As the UMC struggles with declining U.S. membership, a campus chaplain wonders about metrics.
CHRIS MOMANY
Chaplain, Adrian College
I consider myself to be an evangelical Christian of the Wesleyan tradition. Others may not accept that self-understanding, but I don’t lose much sleep over such things.
I was reared in the mainline church, and am grateful for its nurture, yet I came to know Jesus as a 15-year-old knucklehead. Yes, I heard an invitation and responded. I was overwhelmed by an existential truth: God — the personal creator of all that is — entered the world to live, die and rise for me. For me! This truth was never about an unhealthy individualism. But it was certainly personal.
These days I have fewer answers to the array of issues confronting followers of Jesus, but I will stake my life on the truth that an objectively personal God climbed down into the world as Jesus to live, die and rise for each and all. That may be the only thing I know for sure anymore.
Now denominations are facing critical moments in history. Their very existence is on the line. The United Methodist Church faces fracture, decline and any of a number of other perils. But as much as these challenges challenge me, I am more concerned about our response, to date.
I remember the later 1980s, when membership decline was becoming more and more a concern of United Methodism. Many, in desperation, reached for every conceivable means of rescue — except the core truths of faith.
First, Total Quality Management became the method. Ministries were placed under scrutiny, and those with power held others “accountable” according to ultimately secular measures. Other variations on this mindset have held sway among both liberal and conservative perspectives.
We became obsessed with counting things, and in the process we began to consider people as one more “thing” to be counted. Yet we have found ourselves among a primary quandary: Who “counts” any more among the church and its ministries?
I work as a college chaplain and professor, so my environment of ministry became a prime target among the measurement craze. However, over the years, church funding has become practically nonexistent — even as ecclesiastical powers have insisted upon continuing the quantification game. Yet I wonder once again: Who counts any more?
Does the Macedonian Orthodox student who helped develop our well-respected anti-human trafficking ministry count? How about the student born in Bosnia of Muslim heritage who worked with my Orthodox sister to fight human trafficking? During the 1990s their families were probably shooting at one another in the “old country.” The current generation wants something that honors God.
Does the African-American Catholic student among our ministry count? Then there is the clean-cut student from western Michigan’s “Reformed” tradition. How do I count him? Or the nondenominational, evangelical student who graduated with a 4.0 and a heart for healing the racial divide? He is doing excellent graduate work, but not in one of our 13 United Methodist seminaries. He’s attending a place known for fundamentalist roots. Does he count?

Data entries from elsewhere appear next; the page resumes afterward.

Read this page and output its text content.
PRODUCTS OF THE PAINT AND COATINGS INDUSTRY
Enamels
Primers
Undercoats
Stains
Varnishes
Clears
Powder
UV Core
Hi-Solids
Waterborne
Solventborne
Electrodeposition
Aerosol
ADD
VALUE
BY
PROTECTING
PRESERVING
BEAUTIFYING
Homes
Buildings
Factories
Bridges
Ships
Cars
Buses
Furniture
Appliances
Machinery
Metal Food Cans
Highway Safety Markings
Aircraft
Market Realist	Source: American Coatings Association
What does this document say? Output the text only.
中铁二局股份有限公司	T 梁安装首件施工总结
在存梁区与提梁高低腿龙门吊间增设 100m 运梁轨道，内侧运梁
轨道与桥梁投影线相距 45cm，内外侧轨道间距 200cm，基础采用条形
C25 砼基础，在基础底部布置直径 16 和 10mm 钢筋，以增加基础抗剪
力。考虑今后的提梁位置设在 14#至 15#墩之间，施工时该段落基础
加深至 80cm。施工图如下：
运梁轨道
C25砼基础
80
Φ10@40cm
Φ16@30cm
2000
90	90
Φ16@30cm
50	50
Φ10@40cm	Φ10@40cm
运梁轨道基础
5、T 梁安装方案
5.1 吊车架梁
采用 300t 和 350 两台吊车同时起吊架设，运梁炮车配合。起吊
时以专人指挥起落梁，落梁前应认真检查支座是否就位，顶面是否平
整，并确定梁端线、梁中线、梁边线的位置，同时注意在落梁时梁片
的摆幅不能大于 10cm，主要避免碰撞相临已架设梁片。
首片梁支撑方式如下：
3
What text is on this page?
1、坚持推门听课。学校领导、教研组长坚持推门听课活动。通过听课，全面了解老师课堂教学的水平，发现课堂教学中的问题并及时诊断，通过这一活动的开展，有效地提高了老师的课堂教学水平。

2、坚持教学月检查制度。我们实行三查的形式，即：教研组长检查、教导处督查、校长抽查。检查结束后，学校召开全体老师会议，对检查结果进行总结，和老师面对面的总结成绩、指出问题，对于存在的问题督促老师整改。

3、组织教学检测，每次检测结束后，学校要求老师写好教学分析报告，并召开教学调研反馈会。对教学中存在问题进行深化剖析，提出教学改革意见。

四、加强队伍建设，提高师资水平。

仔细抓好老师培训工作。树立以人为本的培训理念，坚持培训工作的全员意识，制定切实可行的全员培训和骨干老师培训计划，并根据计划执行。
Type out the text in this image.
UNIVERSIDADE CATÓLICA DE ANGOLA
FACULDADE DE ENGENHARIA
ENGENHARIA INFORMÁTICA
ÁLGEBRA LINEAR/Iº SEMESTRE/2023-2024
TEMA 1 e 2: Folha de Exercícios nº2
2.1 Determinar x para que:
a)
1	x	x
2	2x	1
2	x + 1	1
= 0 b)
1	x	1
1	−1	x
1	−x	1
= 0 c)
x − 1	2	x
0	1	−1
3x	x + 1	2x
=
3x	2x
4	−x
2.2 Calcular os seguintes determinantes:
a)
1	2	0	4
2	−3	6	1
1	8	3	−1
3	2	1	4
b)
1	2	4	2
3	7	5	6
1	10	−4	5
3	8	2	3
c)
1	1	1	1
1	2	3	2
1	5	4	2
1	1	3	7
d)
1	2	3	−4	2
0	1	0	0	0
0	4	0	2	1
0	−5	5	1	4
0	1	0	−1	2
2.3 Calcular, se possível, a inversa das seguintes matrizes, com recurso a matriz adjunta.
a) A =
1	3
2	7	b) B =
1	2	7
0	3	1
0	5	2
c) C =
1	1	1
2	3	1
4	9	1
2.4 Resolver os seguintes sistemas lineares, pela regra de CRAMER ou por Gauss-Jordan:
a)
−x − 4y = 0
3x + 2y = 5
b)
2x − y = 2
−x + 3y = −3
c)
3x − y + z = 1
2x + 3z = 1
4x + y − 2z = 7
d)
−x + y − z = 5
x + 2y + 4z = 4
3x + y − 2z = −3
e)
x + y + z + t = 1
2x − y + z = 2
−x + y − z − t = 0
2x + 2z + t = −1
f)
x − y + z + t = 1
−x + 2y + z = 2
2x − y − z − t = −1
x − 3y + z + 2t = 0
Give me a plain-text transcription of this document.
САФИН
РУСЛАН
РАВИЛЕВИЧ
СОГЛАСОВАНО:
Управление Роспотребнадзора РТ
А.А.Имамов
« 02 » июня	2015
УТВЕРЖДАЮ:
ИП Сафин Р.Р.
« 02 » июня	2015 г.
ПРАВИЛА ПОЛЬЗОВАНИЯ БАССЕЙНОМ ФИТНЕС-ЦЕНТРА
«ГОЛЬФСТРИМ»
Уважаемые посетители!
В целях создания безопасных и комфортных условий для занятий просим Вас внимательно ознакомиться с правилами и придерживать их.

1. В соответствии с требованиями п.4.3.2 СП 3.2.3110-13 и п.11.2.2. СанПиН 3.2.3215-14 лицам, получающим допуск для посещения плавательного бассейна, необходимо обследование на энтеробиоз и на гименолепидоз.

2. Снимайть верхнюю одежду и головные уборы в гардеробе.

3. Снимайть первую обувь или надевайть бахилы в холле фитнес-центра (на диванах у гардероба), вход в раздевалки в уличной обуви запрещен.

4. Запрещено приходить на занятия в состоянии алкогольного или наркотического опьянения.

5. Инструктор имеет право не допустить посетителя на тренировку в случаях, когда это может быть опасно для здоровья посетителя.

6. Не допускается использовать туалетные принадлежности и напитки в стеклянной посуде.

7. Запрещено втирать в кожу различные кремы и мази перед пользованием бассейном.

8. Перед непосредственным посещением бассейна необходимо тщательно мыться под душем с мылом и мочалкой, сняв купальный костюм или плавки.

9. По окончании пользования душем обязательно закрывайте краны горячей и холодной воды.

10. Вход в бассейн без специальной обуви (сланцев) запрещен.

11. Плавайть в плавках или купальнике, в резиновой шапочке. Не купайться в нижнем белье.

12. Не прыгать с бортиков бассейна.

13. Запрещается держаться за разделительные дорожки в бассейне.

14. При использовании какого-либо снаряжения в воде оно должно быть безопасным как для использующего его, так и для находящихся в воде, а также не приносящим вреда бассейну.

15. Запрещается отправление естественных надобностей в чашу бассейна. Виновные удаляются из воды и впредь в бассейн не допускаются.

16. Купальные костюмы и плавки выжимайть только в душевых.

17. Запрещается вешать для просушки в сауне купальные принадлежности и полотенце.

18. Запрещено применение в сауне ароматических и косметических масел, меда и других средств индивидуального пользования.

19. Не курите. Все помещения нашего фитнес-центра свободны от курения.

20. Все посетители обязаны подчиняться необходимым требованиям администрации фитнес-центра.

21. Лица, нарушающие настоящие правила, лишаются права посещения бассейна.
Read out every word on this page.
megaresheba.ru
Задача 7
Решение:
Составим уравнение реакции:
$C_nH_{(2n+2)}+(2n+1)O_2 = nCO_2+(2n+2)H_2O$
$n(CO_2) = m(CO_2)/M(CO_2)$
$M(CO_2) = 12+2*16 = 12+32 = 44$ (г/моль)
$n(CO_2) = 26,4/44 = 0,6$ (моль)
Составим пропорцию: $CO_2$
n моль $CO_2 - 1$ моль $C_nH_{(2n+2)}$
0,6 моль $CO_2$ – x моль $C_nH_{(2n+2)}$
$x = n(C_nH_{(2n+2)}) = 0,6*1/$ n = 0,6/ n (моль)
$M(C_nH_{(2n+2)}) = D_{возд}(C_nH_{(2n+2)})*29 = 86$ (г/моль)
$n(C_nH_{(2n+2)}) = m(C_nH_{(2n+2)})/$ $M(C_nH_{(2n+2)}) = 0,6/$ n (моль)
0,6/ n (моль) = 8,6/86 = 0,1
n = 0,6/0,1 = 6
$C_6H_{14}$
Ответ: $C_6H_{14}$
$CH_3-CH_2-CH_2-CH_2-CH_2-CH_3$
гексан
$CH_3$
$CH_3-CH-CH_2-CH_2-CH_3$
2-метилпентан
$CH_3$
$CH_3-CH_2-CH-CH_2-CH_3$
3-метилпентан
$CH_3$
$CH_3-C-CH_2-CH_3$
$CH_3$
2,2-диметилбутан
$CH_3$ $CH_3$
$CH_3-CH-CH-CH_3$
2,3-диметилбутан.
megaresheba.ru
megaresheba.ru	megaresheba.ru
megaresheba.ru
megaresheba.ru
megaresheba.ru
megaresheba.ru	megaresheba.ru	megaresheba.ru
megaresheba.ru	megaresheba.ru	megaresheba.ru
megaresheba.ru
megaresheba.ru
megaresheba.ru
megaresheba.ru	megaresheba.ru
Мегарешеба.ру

Then there is the graduate from an evangelical tradition in Oklahoma. But he had the audacity to attend one of the Ivy League divinity schools. Now he is leading young adults all over the country. How am I supposed to “count” him?
Or the Hispanic woman who helps to lead weekly chapel and also works among people with disabilities? If anyone knows Jesus, it is her. She will receive a special recognition from my office this spring. But she is not United Methodist, at least not yet. So I don’t know if she really counts.
Or the gay young man from one of our small country churches in The United Methodist Church. The power of his love collects friends at every turn, and he is finishing his seminary degree. Still, I don’t know if he counts for us. Then there is the recent graduate from the Evangelical Lutheran Church in America who works for love and justice and even carried a sign bearing the language of Adrian College’s first president: “Intrinsic Worth.” Not sure how to “count” her, though.
Or the young student of mine who is preparing for baptism. He is studying the liturgy and meeting with me to discuss many issues. When he goes under the water, he will know what it means. Still, I really am not sure how to “count” him. And then there is that host of young people without any real religious background. Some have been burned by the church; others are simply daughters and sons of people burned by the church. Yet many of these young adults are taking note of a God who would lay it all on the line for them. I’m busier than ever walking beside them.
When my wife died last August, one former student from our ministry drove a long distance to attend the visitation. Then she paid for a hotel room, stayed overnight and came to the funeral the next day. But she is Presbyterian, so I am not sure she “counts.” Or the Catholic woman starting college who reached out to me during my time of loss. You see, she is fighting her own battle with cancer, and she wants to love like Jesus loves. How do I count her?
Whether our denomination survives or not is of little moment. Jesus Christ, the personal presence of God in our world, came to live, to die and to rise again for each and every person! That is what I thought we believed — and I cannot help thinking that a denomination worth saving had better focus on this necessary truth.